Preisträger/innen und Laudator/innen (v.l.n.r. Dr. Dieter Füßlein (Carlowitz-Gesellschaft), Christoph Heinrich (WWF Deutschland), Dr. Alexey Kokorin (WWF Russland), Marlehn Thieme (ehem. RNE), Prof. Heinrich Bedford-Strohm (EKD), Marvin Müller und Victoria Teuchert (FFF Chemnitz), Prof. Kurt Biedenkopf, Felix Finkbeiner © Mark Frost

Ziel der diesjährigen Konferenz war, diese positiven Energien zu bündeln, um gemeinsam die Pariser Klimaziele ideell und materiell abzusichern. Zwar war die Auswahl der Preisträger/innen gut und erfreulich, dass auch weiblicher Preisträgerinnen im Vergleich zum Vorjahr geehrt wurden. Auch die ideellen Werte wurden durch zum Teil langatmige Ansprachen vermittelt.

Inwiefern jedoch die materielle Absicherung der Klimaziele durch die Preisverleihung zu verstehen ist, bleibt unklar.

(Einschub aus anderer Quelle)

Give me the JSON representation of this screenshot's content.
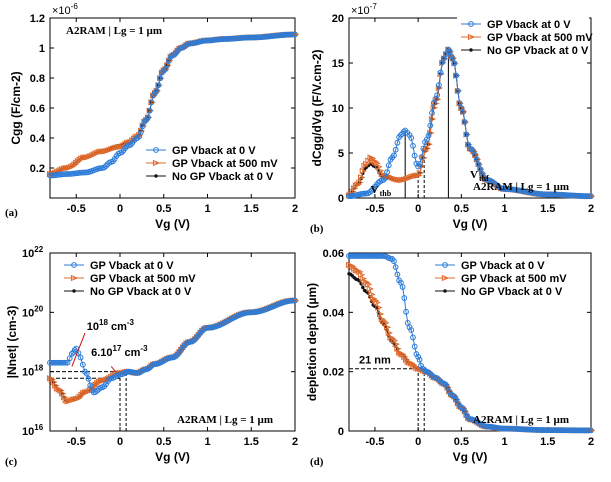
{
  "colors": {
    "blue": "#2b7bd8",
    "orange": "#e06a2c",
    "black": "#111111"
  },
  "legend_labels": [
    "GP Vback at 0 V",
    "GP Vback at 500 mV",
    "No GP Vback at 0 V"
  ],
  "chart_data": [
    {
      "type": "line",
      "panel_label": "(a)",
      "xlabel": "Vg (V)",
      "ylabel": "Cgg   (F/cm-2)",
      "y_multiplier": "×10",
      "y_multiplier_exp": "-6",
      "annotation": "A2RAM | Lg = 1 µm",
      "xlim": [
        -0.8,
        2
      ],
      "ylim": [
        0,
        1.2
      ],
      "x_ticks": [
        -0.5,
        0,
        0.5,
        1,
        1.5,
        2
      ],
      "x_tick_labels": [
        "-0.5",
        "0",
        "0.5",
        "1",
        "1.5",
        "2"
      ],
      "y_ticks": [
        0.2,
        0.4,
        0.6,
        0.8,
        1.0,
        1.2
      ],
      "y_tick_labels": [
        "0.2",
        "0.4",
        "0.6",
        "0.8",
        "1",
        "1.2"
      ],
      "legend_position": "bottom-right",
      "series": [
        {
          "name": "GP Vback at 0 V",
          "color": "blue",
          "marker": "circle",
          "x": [
            -0.8,
            -0.6,
            -0.4,
            -0.2,
            -0.1,
            0,
            0.1,
            0.2,
            0.3,
            0.4,
            0.5,
            0.6,
            0.7,
            0.8,
            1.0,
            1.2,
            1.5,
            2.0
          ],
          "y": [
            0.15,
            0.16,
            0.17,
            0.2,
            0.24,
            0.3,
            0.35,
            0.4,
            0.52,
            0.7,
            0.85,
            0.95,
            1.0,
            1.03,
            1.05,
            1.06,
            1.07,
            1.09
          ]
        },
        {
          "name": "GP Vback at 500 mV",
          "color": "orange",
          "marker": "triangle",
          "x": [
            -0.8,
            -0.6,
            -0.4,
            -0.2,
            0,
            0.1,
            0.2,
            0.3,
            0.4,
            0.5,
            0.6,
            0.7,
            0.8,
            1.0,
            1.2,
            1.5,
            2.0
          ],
          "y": [
            0.16,
            0.2,
            0.27,
            0.31,
            0.34,
            0.37,
            0.41,
            0.52,
            0.7,
            0.85,
            0.95,
            1.0,
            1.03,
            1.05,
            1.06,
            1.07,
            1.09
          ]
        },
        {
          "name": "No GP Vback at 0 V",
          "color": "black",
          "marker": "dot",
          "x": [
            -0.8,
            -0.6,
            -0.4,
            -0.2,
            0,
            0.1,
            0.2,
            0.3,
            0.4,
            0.5,
            0.6,
            0.7,
            0.8,
            1.0,
            1.2,
            1.5,
            2.0
          ],
          "y": [
            0.16,
            0.2,
            0.27,
            0.31,
            0.35,
            0.37,
            0.41,
            0.52,
            0.7,
            0.85,
            0.95,
            1.0,
            1.03,
            1.05,
            1.06,
            1.07,
            1.09
          ]
        }
      ]
    },
    {
      "type": "line",
      "panel_label": "(b)",
      "xlabel": "Vg (V)",
      "ylabel": "dCgg/dVg  (F/V.cm-2)",
      "y_multiplier": "×10",
      "y_multiplier_exp": "-7",
      "annotation": "A2RAM | Lg = 1 µm",
      "xlim": [
        -0.8,
        2
      ],
      "ylim": [
        0,
        20
      ],
      "x_ticks": [
        -0.5,
        0,
        0.5,
        1,
        1.5,
        2
      ],
      "x_tick_labels": [
        "-0.5",
        "0",
        "0.5",
        "1",
        "1.5",
        "2"
      ],
      "y_ticks": [
        0,
        5,
        10,
        15,
        20
      ],
      "y_tick_labels": [
        "0",
        "5",
        "10",
        "15",
        "20"
      ],
      "legend_position": "top-right",
      "vthb_label": "V",
      "vthb_sub": "thb",
      "vthf_label": "V",
      "vthf_sub": "thf",
      "vlines": [
        -0.15,
        0.0,
        0.07,
        0.35
      ],
      "series": [
        {
          "name": "GP Vback at 0 V",
          "color": "blue",
          "marker": "circle",
          "x": [
            -0.8,
            -0.6,
            -0.4,
            -0.3,
            -0.2,
            -0.15,
            -0.1,
            0,
            0.1,
            0.2,
            0.3,
            0.35,
            0.4,
            0.5,
            0.6,
            0.8,
            1.0,
            1.5,
            2.0
          ],
          "y": [
            0.2,
            0.5,
            2.0,
            4.5,
            7.0,
            7.5,
            7.0,
            3.5,
            6.5,
            11,
            15.5,
            16.5,
            15.5,
            10,
            5.5,
            2.0,
            1.0,
            0.4,
            0.2
          ]
        },
        {
          "name": "GP Vback at 500 mV",
          "color": "orange",
          "marker": "triangle",
          "x": [
            -0.8,
            -0.7,
            -0.6,
            -0.55,
            -0.5,
            -0.4,
            -0.2,
            0,
            0.1,
            0.2,
            0.3,
            0.35,
            0.4,
            0.5,
            0.6,
            0.8,
            1.0,
            1.5,
            2.0
          ],
          "y": [
            0.3,
            1.5,
            3.8,
            4.5,
            4.0,
            2.5,
            2.0,
            2.5,
            5.5,
            10.5,
            15.5,
            16.5,
            15.5,
            10,
            5.5,
            2.0,
            1.0,
            0.4,
            0.2
          ]
        },
        {
          "name": "No GP Vback at 0 V",
          "color": "black",
          "marker": "dot",
          "x": [
            -0.8,
            -0.7,
            -0.6,
            -0.55,
            -0.5,
            -0.4,
            -0.2,
            0,
            0.1,
            0.2,
            0.3,
            0.35,
            0.4,
            0.5,
            0.6,
            0.8,
            1.0,
            1.5,
            2.0
          ],
          "y": [
            0.3,
            1.5,
            3.4,
            3.8,
            3.5,
            2.3,
            2.0,
            2.5,
            5.5,
            10.5,
            15.5,
            16.5,
            15.5,
            10,
            5.5,
            2.0,
            1.0,
            0.4,
            0.2
          ]
        }
      ]
    },
    {
      "type": "line",
      "panel_label": "(c)",
      "xlabel": "Vg (V)",
      "ylabel": "|Nnet| (cm-3)",
      "yscale": "log",
      "annotation": "A2RAM | Lg = 1 µm",
      "annotation_1e18": "10",
      "annotation_1e18_exp": "18",
      "annotation_1e18_unit": " cm",
      "annotation_1e18_unit_exp": "-3",
      "annotation_6e17": "6.10",
      "annotation_6e17_exp": "17",
      "annotation_6e17_unit": " cm",
      "annotation_6e17_unit_exp": "-3",
      "xlim": [
        -0.8,
        2
      ],
      "ylim": [
        1e+16,
        1e+22
      ],
      "x_ticks": [
        -0.5,
        0,
        0.5,
        1,
        1.5,
        2
      ],
      "x_tick_labels": [
        "-0.5",
        "0",
        "0.5",
        "1",
        "1.5",
        "2"
      ],
      "y_ticks": [
        1e+16,
        1e+18,
        1e+20,
        1e+22
      ],
      "y_tick_base": "10",
      "y_tick_exps": [
        "16",
        "18",
        "20",
        "22"
      ],
      "legend_position": "top-left",
      "vlines": [
        0.0,
        0.07
      ],
      "series": [
        {
          "name": "GP Vback at 0 V",
          "color": "blue",
          "marker": "circle",
          "x": [
            -0.8,
            -0.6,
            -0.55,
            -0.5,
            -0.45,
            -0.4,
            -0.3,
            -0.2,
            -0.1,
            0,
            0.1,
            0.2,
            0.3,
            0.4,
            0.6,
            0.8,
            1.0,
            1.5,
            2.0
          ],
          "y": [
            2e+18,
            2e+18,
            4e+18,
            6e+18,
            3e+18,
            1e+18,
            2e+17,
            3e+17,
            6e+17,
            8e+17,
            1e+18,
            9e+17,
            1.2e+18,
            1.8e+18,
            3e+18,
            1e+19,
            3e+19,
            1e+20,
            2.5e+20
          ]
        },
        {
          "name": "GP Vback at 500 mV",
          "color": "orange",
          "marker": "triangle",
          "x": [
            -0.8,
            -0.7,
            -0.6,
            -0.5,
            -0.4,
            -0.2,
            0,
            0.1,
            0.2,
            0.3,
            0.4,
            0.6,
            0.8,
            1.0,
            1.5,
            2.0
          ],
          "y": [
            6e+17,
            2.5e+17,
            1e+17,
            1.2e+17,
            2e+17,
            5e+17,
            9e+17,
            1e+18,
            9e+17,
            1.2e+18,
            1.8e+18,
            3e+18,
            1e+19,
            3e+19,
            1e+20,
            2.5e+20
          ]
        },
        {
          "name": "No GP Vback at 0 V",
          "color": "black",
          "marker": "dot",
          "x": [
            -0.8,
            -0.7,
            -0.6,
            -0.5,
            -0.4,
            -0.2,
            0,
            0.1,
            0.2,
            0.3,
            0.4,
            0.6,
            0.8,
            1.0,
            1.5,
            2.0
          ],
          "y": [
            6e+17,
            2.5e+17,
            1e+17,
            1.2e+17,
            2e+17,
            5e+17,
            9e+17,
            1e+18,
            9e+17,
            1.2e+18,
            1.8e+18,
            3e+18,
            1e+19,
            3e+19,
            1e+20,
            2.5e+20
          ]
        }
      ]
    },
    {
      "type": "line",
      "panel_label": "(d)",
      "xlabel": "Vg (V)",
      "ylabel": "depletion depth (µm)",
      "annotation": "A2RAM | Lg = 1 µm",
      "annotation_depth": "21 nm",
      "xlim": [
        -0.8,
        2
      ],
      "ylim": [
        0,
        0.06
      ],
      "x_ticks": [
        -0.5,
        0,
        0.5,
        1,
        1.5,
        2
      ],
      "x_tick_labels": [
        "-0.5",
        "0",
        "0.5",
        "1",
        "1.5",
        "2"
      ],
      "y_ticks": [
        0,
        0.02,
        0.04,
        0.06
      ],
      "y_tick_labels": [
        "0",
        "0.02",
        "0.04",
        "0.06"
      ],
      "legend_position": "top-right",
      "hline": 0.021,
      "vlines": [
        0.0,
        0.07
      ],
      "series": [
        {
          "name": "GP Vback at 0 V",
          "color": "blue",
          "marker": "circle",
          "x": [
            -0.8,
            -0.6,
            -0.4,
            -0.3,
            -0.2,
            -0.1,
            0,
            0.05,
            0.1,
            0.2,
            0.3,
            0.4,
            0.5,
            0.6,
            0.8,
            1.0,
            1.5,
            2.0
          ],
          "y": [
            0.059,
            0.059,
            0.059,
            0.058,
            0.05,
            0.035,
            0.025,
            0.021,
            0.02,
            0.018,
            0.016,
            0.012,
            0.008,
            0.004,
            0.0015,
            0.0008,
            0.0003,
            0.0002
          ]
        },
        {
          "name": "GP Vback at 500 mV",
          "color": "orange",
          "marker": "triangle",
          "x": [
            -0.8,
            -0.7,
            -0.6,
            -0.5,
            -0.4,
            -0.3,
            -0.2,
            -0.1,
            0,
            0.1,
            0.2,
            0.3,
            0.4,
            0.5,
            0.6,
            0.8,
            1.0,
            1.5,
            2.0
          ],
          "y": [
            0.056,
            0.054,
            0.05,
            0.044,
            0.037,
            0.031,
            0.026,
            0.023,
            0.021,
            0.02,
            0.018,
            0.016,
            0.012,
            0.008,
            0.004,
            0.0015,
            0.0008,
            0.0003,
            0.0002
          ]
        },
        {
          "name": "No GP Vback at 0 V",
          "color": "black",
          "marker": "dot",
          "x": [
            -0.8,
            -0.7,
            -0.6,
            -0.5,
            -0.4,
            -0.3,
            -0.2,
            -0.1,
            0,
            0.1,
            0.2,
            0.3,
            0.4,
            0.5,
            0.6,
            0.8,
            1.0,
            1.5,
            2.0
          ],
          "y": [
            0.053,
            0.051,
            0.047,
            0.042,
            0.036,
            0.03,
            0.026,
            0.023,
            0.021,
            0.02,
            0.018,
            0.016,
            0.012,
            0.008,
            0.004,
            0.0015,
            0.0008,
            0.0003,
            0.0002
          ]
        }
      ]
    }
  ]
}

Wünschenswert wären in diesem Aspekt ein zukunftsorientierter vegetarisch/veganer Imbiss, welcher im Sinne des Klimaschutzes durch den Faktor Ernährung ein praktisches Beispiel für die Umsetzung der individuellen Handlungsfähigkeit darstellen könnte. Auch die symbolische Baumpflanzung neben der Oper erschien mehr wie eine Fotoaktion, als ein wirklicher Beitrag zum Klimaschutz. Eine Spende der Carl-von-Carlowitz-Gesellschaft wäre dabei sinnvoller erschienen, oder auch die Veranstaltung am Tag an einen mit Tageslicht ausgeleuchteten Ort zu verlegen, hätte womöglich einige Kilowattstunden sparen können.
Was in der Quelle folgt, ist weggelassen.